By going through our interviewee’s sport clothes with them, we noticed clothing was not just about performance or looks. These pieces of clothing had stories embedded in them that users incorporated into their own identities. We found that they expect their clothes to play a part in their hopes of success in their sporting present and future, a fact that added symbolic complexity to the act of making purchase decisions. This exercise also allowed us to notice the degree to which some brands were very prevalent in these users’ closets; and how the users themselves were not conscious of this until we pointed it out to them. This fact gave the brand a clearer picture of their competition, and more importantly why it is that people respond so well to some of their competitors’ strategies.
Finally, by looking at users’ engagement with their sports, we were able to realize to what degree cultural differences should drive strategy. For instance, we found out that basketball culture is significantly different in China and the United States, despite both markets sharing a significant amount of love for the NBA and American basketball stars. These cultural differences indeed have an impact on the clothes people wear to play basketball (and what they purchase), but they also determine how people who play sports perceive the sporting world surrounding them, a fact that will be used to make informed brand sponsorship decisions.
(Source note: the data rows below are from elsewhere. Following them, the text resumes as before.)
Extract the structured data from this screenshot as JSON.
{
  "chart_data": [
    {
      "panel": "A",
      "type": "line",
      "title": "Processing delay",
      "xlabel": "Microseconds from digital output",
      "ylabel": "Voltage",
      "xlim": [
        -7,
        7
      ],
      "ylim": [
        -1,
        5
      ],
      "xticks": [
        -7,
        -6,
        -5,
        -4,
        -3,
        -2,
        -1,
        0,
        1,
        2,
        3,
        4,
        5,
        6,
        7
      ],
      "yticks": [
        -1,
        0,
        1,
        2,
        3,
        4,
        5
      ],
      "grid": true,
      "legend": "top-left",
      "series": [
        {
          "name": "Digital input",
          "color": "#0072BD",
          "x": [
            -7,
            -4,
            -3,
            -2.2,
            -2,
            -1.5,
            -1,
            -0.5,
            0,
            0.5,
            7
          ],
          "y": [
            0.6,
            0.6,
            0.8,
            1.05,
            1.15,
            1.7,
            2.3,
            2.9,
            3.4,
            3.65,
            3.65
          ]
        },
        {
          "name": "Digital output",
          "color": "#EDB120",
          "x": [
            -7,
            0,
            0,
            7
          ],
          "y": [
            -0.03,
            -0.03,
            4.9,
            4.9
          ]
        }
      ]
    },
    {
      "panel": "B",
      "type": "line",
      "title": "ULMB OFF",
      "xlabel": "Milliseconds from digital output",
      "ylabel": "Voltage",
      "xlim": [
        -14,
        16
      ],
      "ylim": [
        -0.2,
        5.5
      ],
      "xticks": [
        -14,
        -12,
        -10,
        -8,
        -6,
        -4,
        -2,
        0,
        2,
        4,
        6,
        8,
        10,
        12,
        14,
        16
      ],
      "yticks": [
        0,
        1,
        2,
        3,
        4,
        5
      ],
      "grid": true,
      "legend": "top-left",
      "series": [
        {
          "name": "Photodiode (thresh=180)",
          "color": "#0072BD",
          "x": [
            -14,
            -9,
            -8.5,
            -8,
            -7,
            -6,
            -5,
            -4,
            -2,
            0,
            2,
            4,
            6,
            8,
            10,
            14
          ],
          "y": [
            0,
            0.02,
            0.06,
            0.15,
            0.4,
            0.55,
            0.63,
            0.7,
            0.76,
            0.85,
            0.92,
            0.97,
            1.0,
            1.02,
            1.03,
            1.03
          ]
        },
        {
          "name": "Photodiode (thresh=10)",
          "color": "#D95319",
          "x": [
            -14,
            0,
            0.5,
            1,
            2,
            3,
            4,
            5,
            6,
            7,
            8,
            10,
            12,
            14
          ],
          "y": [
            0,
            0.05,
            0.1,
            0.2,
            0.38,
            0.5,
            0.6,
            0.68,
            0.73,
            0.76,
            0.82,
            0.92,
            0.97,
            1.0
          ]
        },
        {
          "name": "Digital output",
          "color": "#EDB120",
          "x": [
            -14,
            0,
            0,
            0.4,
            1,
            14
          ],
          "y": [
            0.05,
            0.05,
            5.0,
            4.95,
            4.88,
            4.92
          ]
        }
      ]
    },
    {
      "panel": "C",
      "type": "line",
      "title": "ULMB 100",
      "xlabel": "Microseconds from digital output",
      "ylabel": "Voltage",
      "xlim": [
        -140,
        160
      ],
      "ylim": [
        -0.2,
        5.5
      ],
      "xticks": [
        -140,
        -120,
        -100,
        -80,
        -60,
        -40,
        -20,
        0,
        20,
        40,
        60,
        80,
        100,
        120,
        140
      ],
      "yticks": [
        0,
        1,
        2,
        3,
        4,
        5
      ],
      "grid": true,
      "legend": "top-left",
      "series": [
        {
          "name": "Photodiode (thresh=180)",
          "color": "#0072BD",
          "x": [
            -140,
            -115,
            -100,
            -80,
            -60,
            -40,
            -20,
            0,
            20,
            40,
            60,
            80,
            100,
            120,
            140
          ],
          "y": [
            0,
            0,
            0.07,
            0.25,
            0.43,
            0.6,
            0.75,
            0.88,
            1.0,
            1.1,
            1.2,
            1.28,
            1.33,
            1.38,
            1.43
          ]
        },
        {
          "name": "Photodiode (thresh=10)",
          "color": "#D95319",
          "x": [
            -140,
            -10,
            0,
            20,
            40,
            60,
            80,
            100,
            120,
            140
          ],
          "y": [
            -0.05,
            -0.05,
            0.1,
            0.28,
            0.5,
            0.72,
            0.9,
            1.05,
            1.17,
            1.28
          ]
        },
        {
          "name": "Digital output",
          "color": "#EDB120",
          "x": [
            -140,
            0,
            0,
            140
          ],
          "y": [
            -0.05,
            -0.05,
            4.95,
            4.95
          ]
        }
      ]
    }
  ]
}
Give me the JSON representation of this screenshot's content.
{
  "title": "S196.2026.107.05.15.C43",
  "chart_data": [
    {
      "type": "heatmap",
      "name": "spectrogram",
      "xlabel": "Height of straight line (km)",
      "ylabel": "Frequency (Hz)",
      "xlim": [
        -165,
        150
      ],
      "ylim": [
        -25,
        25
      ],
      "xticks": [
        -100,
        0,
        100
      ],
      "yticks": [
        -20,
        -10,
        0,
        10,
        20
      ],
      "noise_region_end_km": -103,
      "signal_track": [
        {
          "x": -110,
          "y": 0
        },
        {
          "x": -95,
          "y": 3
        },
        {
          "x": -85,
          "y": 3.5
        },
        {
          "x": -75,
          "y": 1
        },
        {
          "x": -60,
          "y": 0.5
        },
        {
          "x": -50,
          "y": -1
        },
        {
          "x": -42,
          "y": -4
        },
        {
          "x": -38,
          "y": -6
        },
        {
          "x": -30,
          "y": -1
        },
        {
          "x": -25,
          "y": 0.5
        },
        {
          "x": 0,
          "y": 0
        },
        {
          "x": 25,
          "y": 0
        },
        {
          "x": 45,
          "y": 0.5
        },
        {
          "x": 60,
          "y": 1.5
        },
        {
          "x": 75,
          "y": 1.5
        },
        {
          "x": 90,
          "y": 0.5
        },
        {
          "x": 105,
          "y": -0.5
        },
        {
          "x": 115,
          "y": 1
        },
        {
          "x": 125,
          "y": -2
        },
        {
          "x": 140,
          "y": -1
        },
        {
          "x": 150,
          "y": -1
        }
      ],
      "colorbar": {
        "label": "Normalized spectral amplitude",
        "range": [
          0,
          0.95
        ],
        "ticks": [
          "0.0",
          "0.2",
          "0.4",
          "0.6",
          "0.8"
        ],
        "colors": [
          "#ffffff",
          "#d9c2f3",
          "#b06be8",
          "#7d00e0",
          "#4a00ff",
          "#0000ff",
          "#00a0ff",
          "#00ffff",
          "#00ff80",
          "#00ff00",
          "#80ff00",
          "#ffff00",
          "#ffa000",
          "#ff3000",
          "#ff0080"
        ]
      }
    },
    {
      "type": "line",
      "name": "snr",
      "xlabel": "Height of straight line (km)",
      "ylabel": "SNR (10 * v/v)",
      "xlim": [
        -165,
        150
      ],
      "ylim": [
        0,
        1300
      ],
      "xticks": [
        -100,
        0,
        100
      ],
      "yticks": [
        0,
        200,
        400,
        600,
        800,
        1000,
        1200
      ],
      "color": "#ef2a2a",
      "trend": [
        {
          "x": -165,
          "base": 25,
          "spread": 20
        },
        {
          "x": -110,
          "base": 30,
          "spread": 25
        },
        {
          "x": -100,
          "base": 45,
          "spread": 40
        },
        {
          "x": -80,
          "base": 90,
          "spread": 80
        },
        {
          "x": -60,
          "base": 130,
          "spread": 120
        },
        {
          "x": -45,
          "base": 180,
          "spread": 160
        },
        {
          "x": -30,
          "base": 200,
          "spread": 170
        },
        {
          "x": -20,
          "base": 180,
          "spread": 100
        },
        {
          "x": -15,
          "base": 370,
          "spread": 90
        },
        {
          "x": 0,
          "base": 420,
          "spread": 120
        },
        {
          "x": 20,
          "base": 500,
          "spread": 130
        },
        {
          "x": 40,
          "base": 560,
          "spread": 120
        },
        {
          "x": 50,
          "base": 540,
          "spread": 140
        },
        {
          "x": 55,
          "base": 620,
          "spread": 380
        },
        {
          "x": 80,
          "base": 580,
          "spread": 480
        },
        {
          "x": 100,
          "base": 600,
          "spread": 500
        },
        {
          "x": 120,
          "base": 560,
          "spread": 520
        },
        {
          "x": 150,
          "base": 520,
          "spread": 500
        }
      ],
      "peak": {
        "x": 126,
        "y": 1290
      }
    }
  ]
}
What does this mean for brands?
By focusing on knowing their user better, by knowing more about their hopes and desires, and how clothing and brands play a role in their identities, we found out who these people are as human beings and agents of culture. This approach allowed us to provide insights that would not have been apparent if we saw culture as being disconnected from the actual practices, emotions and habits of individual people. Using this approach allowed us to help the brand create momentum to drive their growth in ways that were innovative, disruptive, and without betraying their identity as a brand.
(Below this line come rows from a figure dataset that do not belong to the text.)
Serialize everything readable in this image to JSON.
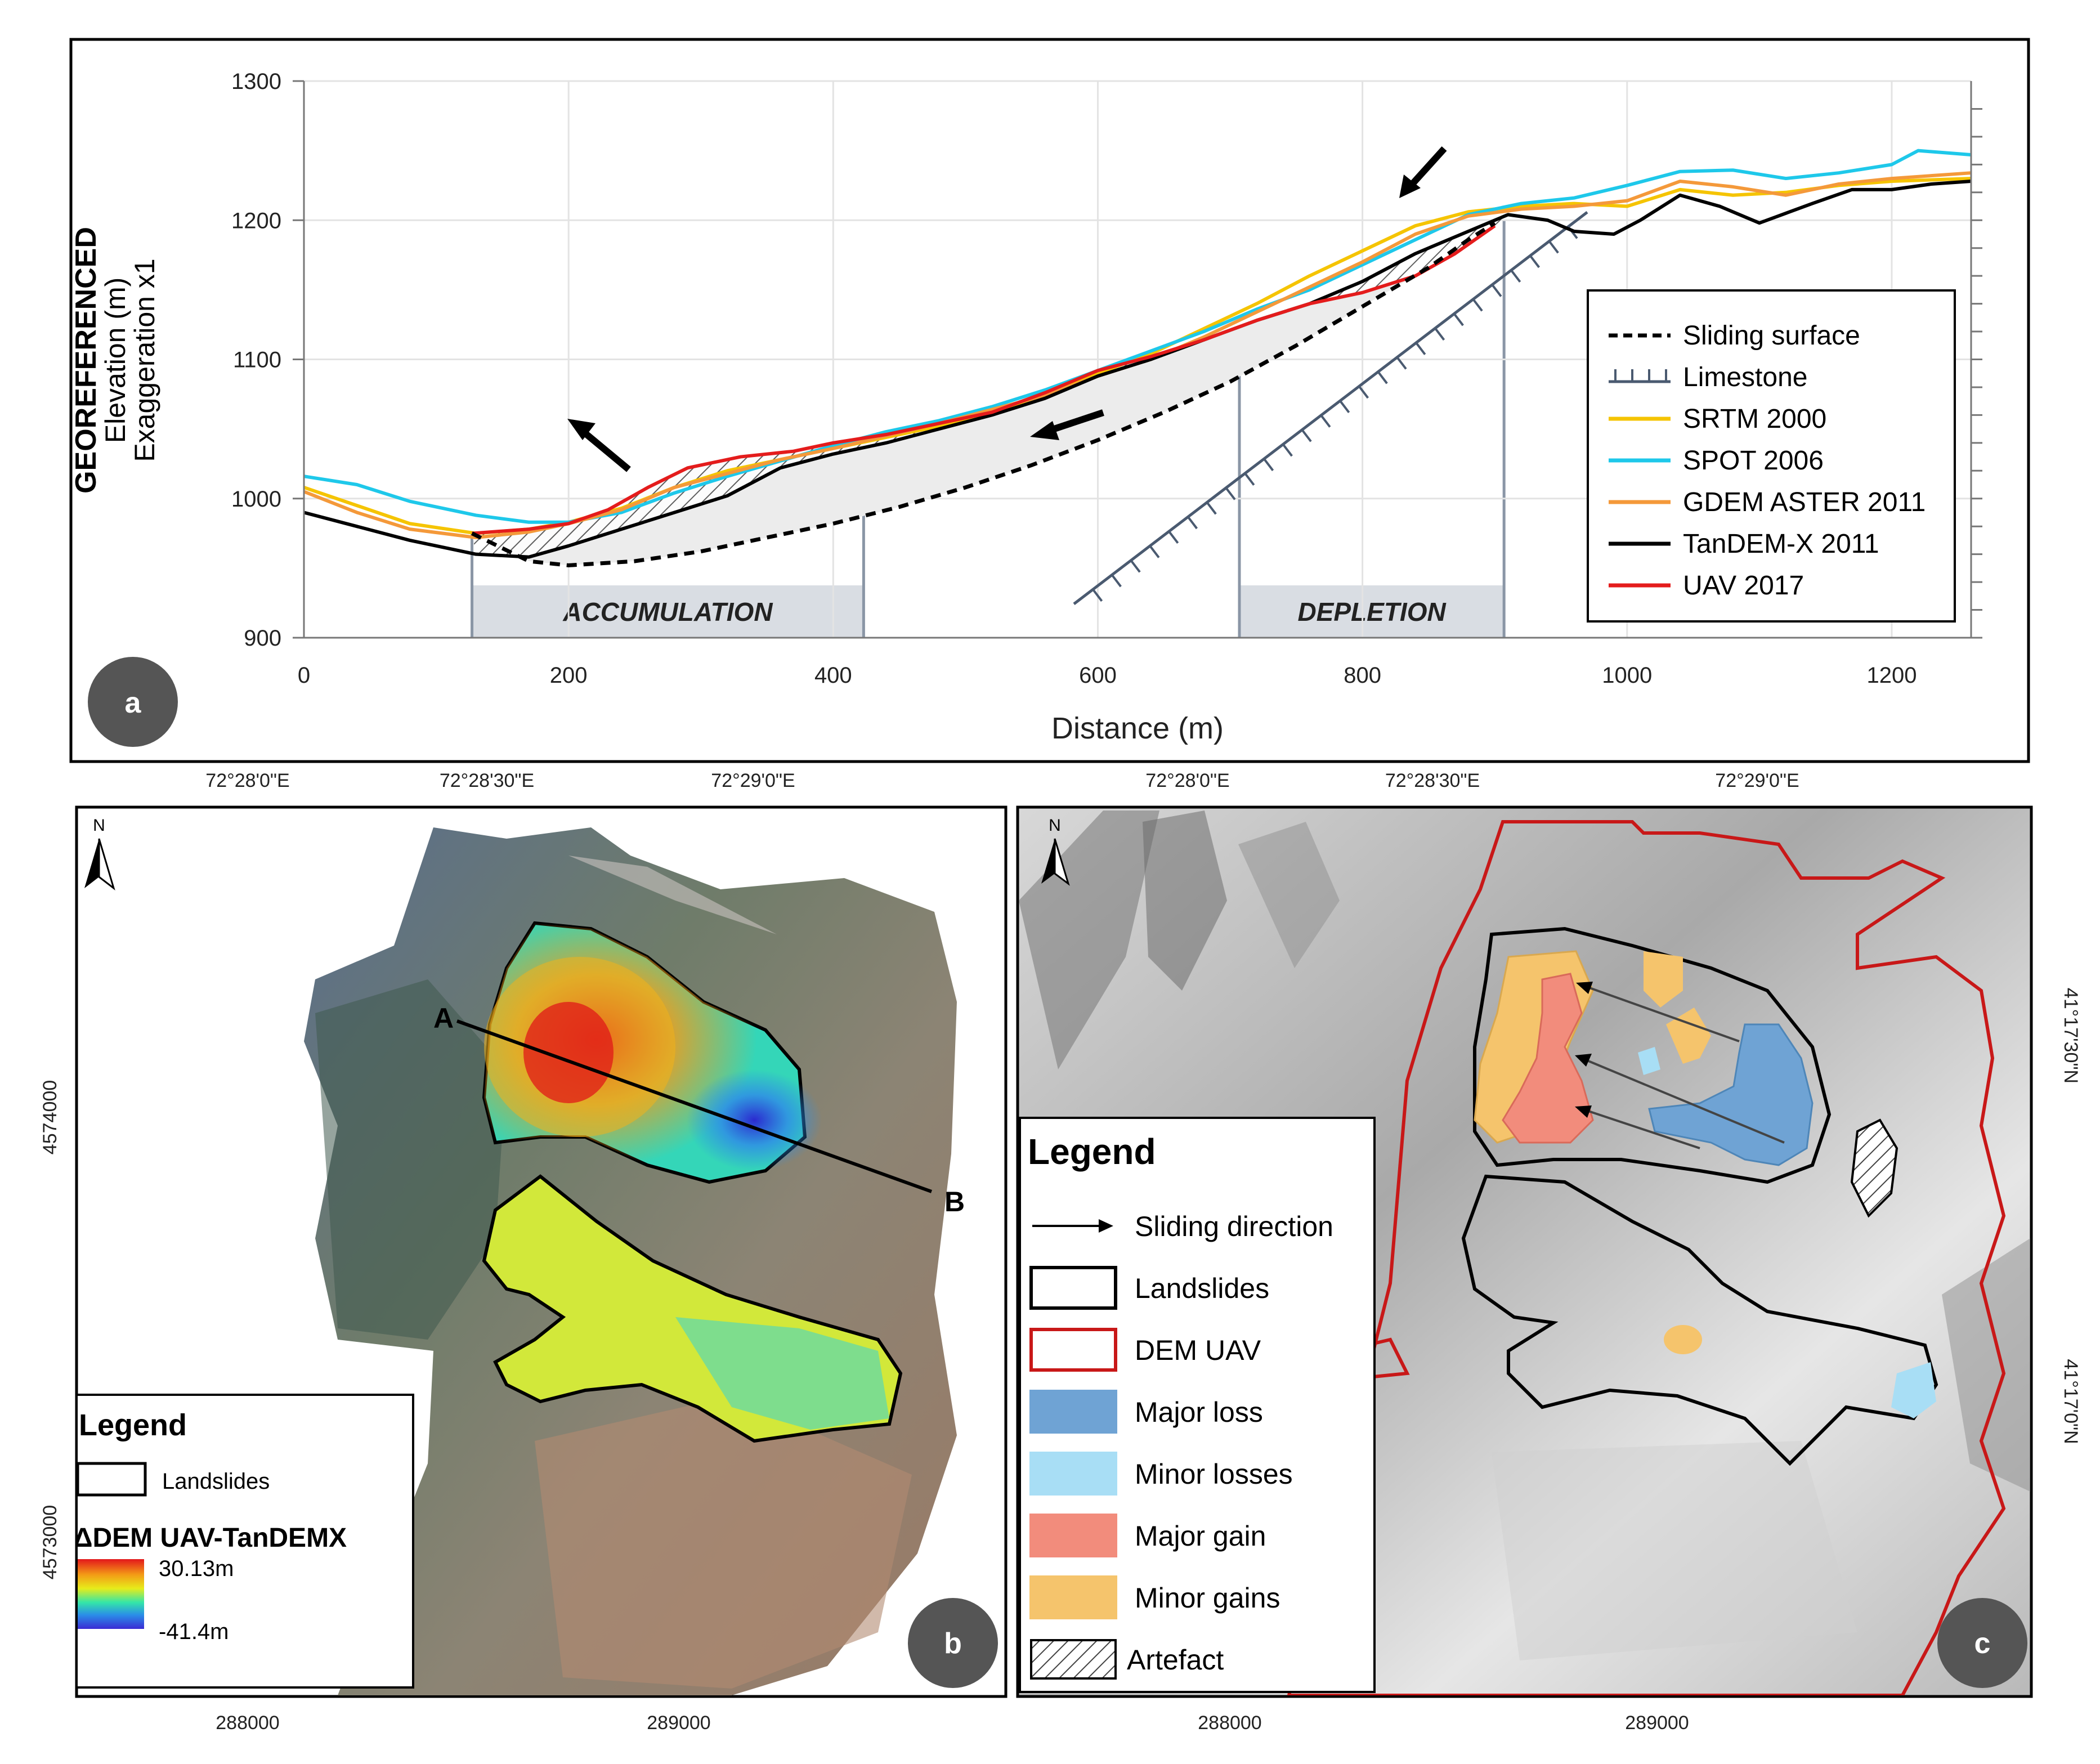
{
  "panel_a": {
    "badge": "a",
    "ylabel_bold": "GEOREFERENCED",
    "ylabel_1": "Elevation (m)",
    "ylabel_2": "Exaggeration x1",
    "xlabel": "Distance (m)",
    "zone_accumulation": "ACCUMULATION",
    "zone_depletion": "DEPLETION",
    "legend": [
      {
        "label": "Sliding surface",
        "color": "#000000",
        "style": "dashed"
      },
      {
        "label": "Limestone",
        "color": "#4a5a70",
        "style": "limestone"
      },
      {
        "label": "SRTM 2000",
        "color": "#f5c400",
        "style": "line"
      },
      {
        "label": "SPOT 2006",
        "color": "#1ec8ea",
        "style": "line"
      },
      {
        "label": "GDEM ASTER 2011",
        "color": "#f4993a",
        "style": "line"
      },
      {
        "label": "TanDEM-X 2011",
        "color": "#000000",
        "style": "line"
      },
      {
        "label": "UAV 2017",
        "color": "#e41c1c",
        "style": "line"
      }
    ]
  },
  "chart_data": {
    "type": "line",
    "title": "",
    "xlabel": "Distance (m)",
    "ylabel": "Elevation (m)",
    "xlim": [
      0,
      1260
    ],
    "ylim": [
      900,
      1300
    ],
    "xticks": [
      0,
      200,
      400,
      600,
      800,
      1000,
      1200
    ],
    "yticks": [
      900,
      1000,
      1100,
      1200,
      1300
    ],
    "zones": [
      {
        "name": "ACCUMULATION",
        "from": 127,
        "to": 423
      },
      {
        "name": "DEPLETION",
        "from": 707,
        "to": 907
      }
    ],
    "series": [
      {
        "name": "SRTM 2000",
        "color": "#f5c400",
        "x": [
          0,
          40,
          80,
          130,
          170,
          200,
          240,
          280,
          320,
          360,
          400,
          440,
          480,
          520,
          560,
          600,
          640,
          680,
          720,
          760,
          800,
          840,
          880,
          920,
          960,
          1000,
          1040,
          1080,
          1120,
          1160,
          1200,
          1260
        ],
        "y": [
          1008,
          995,
          982,
          975,
          978,
          983,
          993,
          1008,
          1020,
          1028,
          1036,
          1044,
          1052,
          1062,
          1074,
          1090,
          1104,
          1122,
          1140,
          1160,
          1178,
          1196,
          1206,
          1210,
          1212,
          1210,
          1222,
          1218,
          1220,
          1225,
          1228,
          1230
        ]
      },
      {
        "name": "SPOT 2006",
        "color": "#1ec8ea",
        "x": [
          0,
          40,
          80,
          130,
          170,
          200,
          240,
          280,
          320,
          360,
          400,
          440,
          480,
          520,
          560,
          600,
          640,
          680,
          720,
          760,
          800,
          840,
          880,
          920,
          960,
          1000,
          1040,
          1080,
          1120,
          1160,
          1200,
          1220,
          1260
        ],
        "y": [
          1016,
          1010,
          998,
          988,
          983,
          983,
          990,
          1004,
          1016,
          1027,
          1038,
          1048,
          1056,
          1066,
          1078,
          1092,
          1106,
          1120,
          1136,
          1150,
          1168,
          1186,
          1204,
          1212,
          1216,
          1225,
          1235,
          1236,
          1230,
          1234,
          1240,
          1250,
          1247
        ]
      },
      {
        "name": "GDEM ASTER 2011",
        "color": "#f4993a",
        "x": [
          0,
          40,
          80,
          130,
          170,
          200,
          240,
          280,
          320,
          360,
          400,
          440,
          480,
          520,
          560,
          600,
          640,
          680,
          720,
          760,
          800,
          840,
          880,
          920,
          960,
          1000,
          1040,
          1080,
          1120,
          1160,
          1200,
          1260
        ],
        "y": [
          1005,
          990,
          978,
          972,
          976,
          982,
          992,
          1008,
          1018,
          1028,
          1036,
          1045,
          1054,
          1064,
          1074,
          1088,
          1100,
          1116,
          1134,
          1152,
          1170,
          1190,
          1203,
          1208,
          1210,
          1214,
          1228,
          1224,
          1218,
          1226,
          1230,
          1234
        ]
      },
      {
        "name": "TanDEM-X 2011",
        "color": "#000000",
        "x": [
          0,
          40,
          80,
          130,
          170,
          200,
          240,
          280,
          320,
          360,
          400,
          440,
          480,
          520,
          560,
          600,
          640,
          680,
          720,
          760,
          800,
          840,
          880,
          910,
          940,
          960,
          990,
          1010,
          1040,
          1070,
          1100,
          1140,
          1170,
          1200,
          1230,
          1260
        ],
        "y": [
          990,
          980,
          970,
          960,
          958,
          966,
          978,
          990,
          1002,
          1022,
          1032,
          1040,
          1050,
          1060,
          1072,
          1088,
          1100,
          1114,
          1128,
          1140,
          1156,
          1176,
          1192,
          1204,
          1200,
          1192,
          1190,
          1200,
          1218,
          1210,
          1198,
          1212,
          1222,
          1222,
          1226,
          1228
        ]
      },
      {
        "name": "UAV 2017",
        "color": "#e41c1c",
        "x": [
          127,
          170,
          200,
          230,
          260,
          290,
          330,
          370,
          400,
          440,
          480,
          520,
          560,
          600,
          640,
          680,
          720,
          760,
          800,
          840,
          870,
          900
        ],
        "y": [
          975,
          978,
          982,
          992,
          1008,
          1022,
          1030,
          1034,
          1040,
          1046,
          1054,
          1062,
          1076,
          1092,
          1102,
          1114,
          1128,
          1140,
          1148,
          1160,
          1176,
          1196
        ]
      },
      {
        "name": "Sliding surface",
        "color": "#000000",
        "x": [
          127,
          170,
          200,
          250,
          300,
          350,
          400,
          450,
          500,
          550,
          600,
          650,
          700,
          750,
          800,
          850,
          880,
          900
        ],
        "y": [
          975,
          955,
          952,
          955,
          962,
          972,
          982,
          994,
          1008,
          1024,
          1042,
          1062,
          1084,
          1110,
          1138,
          1166,
          1186,
          1198
        ]
      }
    ]
  },
  "panel_b": {
    "badge": "b",
    "top_ticks": [
      "72°28'0\"E",
      "72°28'30\"E",
      "72°29'0\"E"
    ],
    "bottom_ticks": [
      "288000",
      "289000"
    ],
    "left_ticks": [
      "4574000",
      "4573000"
    ],
    "north": "N",
    "point_a": "A",
    "point_b": "B",
    "legend_title": "Legend",
    "legend_landslides": "Landslides",
    "legend_ramp_title": "ΔDEM UAV-TanDEMX",
    "ramp_max": "30.13m",
    "ramp_min": "-41.4m"
  },
  "panel_c": {
    "badge": "c",
    "top_ticks": [
      "72°28'0\"E",
      "72°28'30\"E",
      "72°29'0\"E"
    ],
    "bottom_ticks": [
      "288000",
      "289000"
    ],
    "right_ticks": [
      "41°17'30\"N",
      "41°17'0\"N"
    ],
    "north": "N",
    "legend_title": "Legend",
    "legend_items": [
      {
        "label": "Sliding direction",
        "kind": "arrow"
      },
      {
        "label": "Landslides",
        "kind": "box",
        "stroke": "#000000",
        "fill": "#ffffff"
      },
      {
        "label": "DEM UAV",
        "kind": "box",
        "stroke": "#c81818",
        "fill": "#ffffff"
      },
      {
        "label": "Major loss",
        "kind": "box",
        "stroke": "#6fa3d4",
        "fill": "#6fa3d4"
      },
      {
        "label": "Minor losses",
        "kind": "box",
        "stroke": "#a8def5",
        "fill": "#a8def5"
      },
      {
        "label": "Major gain",
        "kind": "box",
        "stroke": "#f28c7c",
        "fill": "#f28c7c"
      },
      {
        "label": "Minor gains",
        "kind": "box",
        "stroke": "#f5c46c",
        "fill": "#f5c46c"
      },
      {
        "label": "Artefact",
        "kind": "hatch"
      }
    ]
  }
}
There are important opportunities to be found by better understanding culture. But culture is not something that can be read like a magazine or a book, with information that is static; culture is in constant flow, and this flow reflects what is happening in people’s everyday lives, their dreams and aspirations, as well as the transformations taking place in the society in which they live. Because of our methods and sociocultural expertise, BAMM was able to provide insights that opened new opportunities for the brand. We did so by helping them make culture-informed decisions in the present, as well thinking of their products, communications and strategies for the future.